I'd like to replace the original struts on my 93 Maxima SE. I'm not planning on lowering it. It looks like the choices are Tokico, Sachs/Boge, or KYB gr2. I'd like stiffer than OEM but not a harsh ride. Koni's are too expensive. I've searched and found lots of people like and dislike the Tokicos, I couldn't find any feedback on Boge shocks. Are Tokico's stiffer than KYB? I'd appreciate any input.


----------



## psuLemon (Apr 23, 2003)

ebaker said:


> I'd like to replace the original struts on my 93 Maxima SE. I'm not planning on lowering it. It looks like the choices are Tokico, Sachs/Boge, or KYB gr2. I'd like stiffer than OEM but not a harsh ride. Koni's are too expensive. I've searched and found lots of people like and dislike the Tokicos, I couldn't find any feedback on Boge shocks. Are Tokico's stiffer than KYB? I'd appreciate any input.

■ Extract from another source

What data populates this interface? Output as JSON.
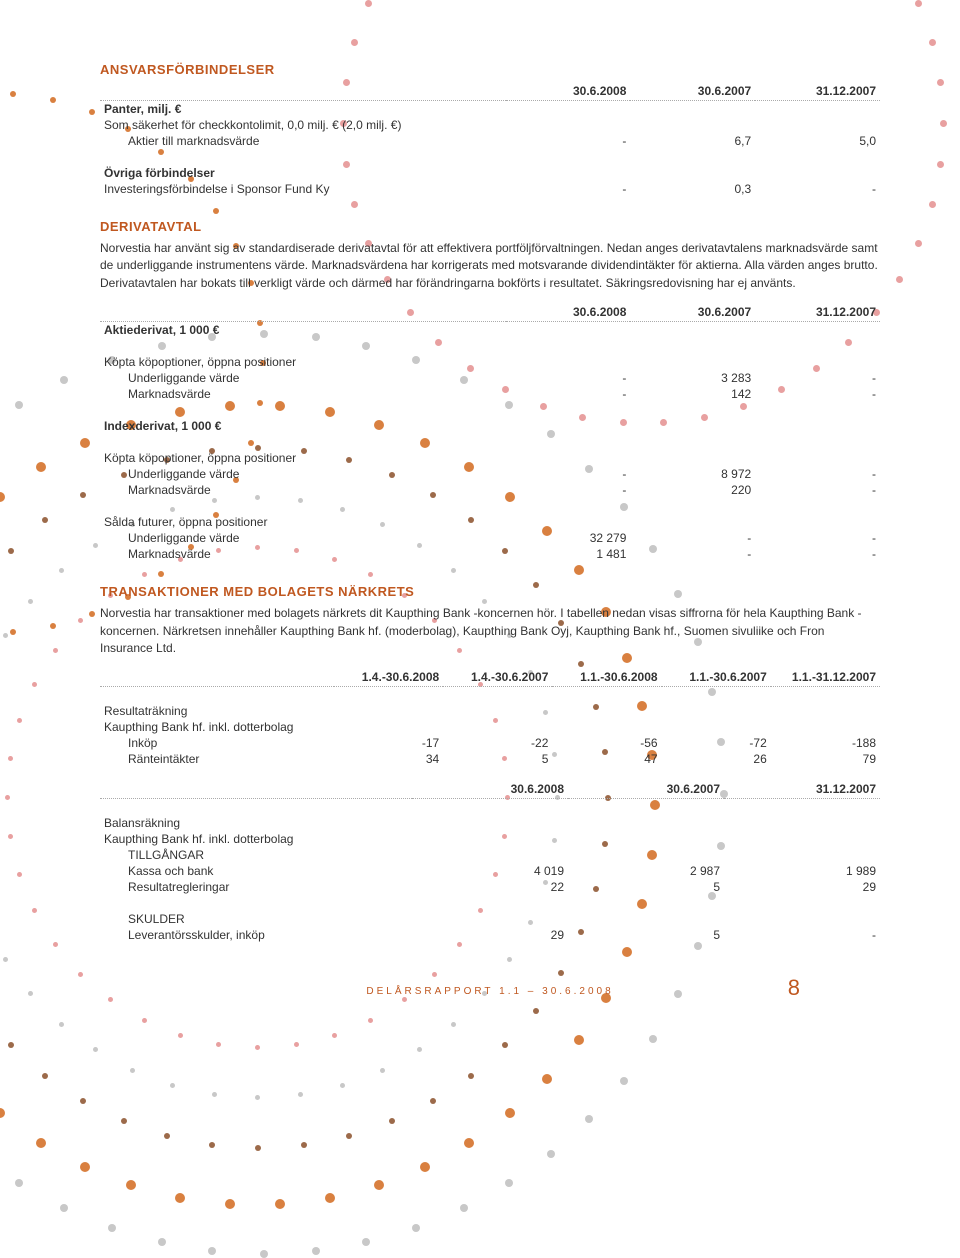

if you are worried bout the stiffness, spend the extra money to get the AGX's which are adjustable. you wont really notice a big difference btw the GR-2 and the tokico. But i knew several people that blew out the tokicos.


----------



## thestunts200sx (Jul 11, 2005)

I second psulemon with the AGX's have a set waiting to go in, just dont feel like it just yet to put them in.....but since they are adjustable, they're great that you can make a setting, drive, no like and want a difference...just adjust it and your good.....

P.S. if you want more stiffness , you can try and get a sway bar for the front and rear ....just an option.


----------



## ebaker (Oct 23, 2005)

Thanks for the input .


----------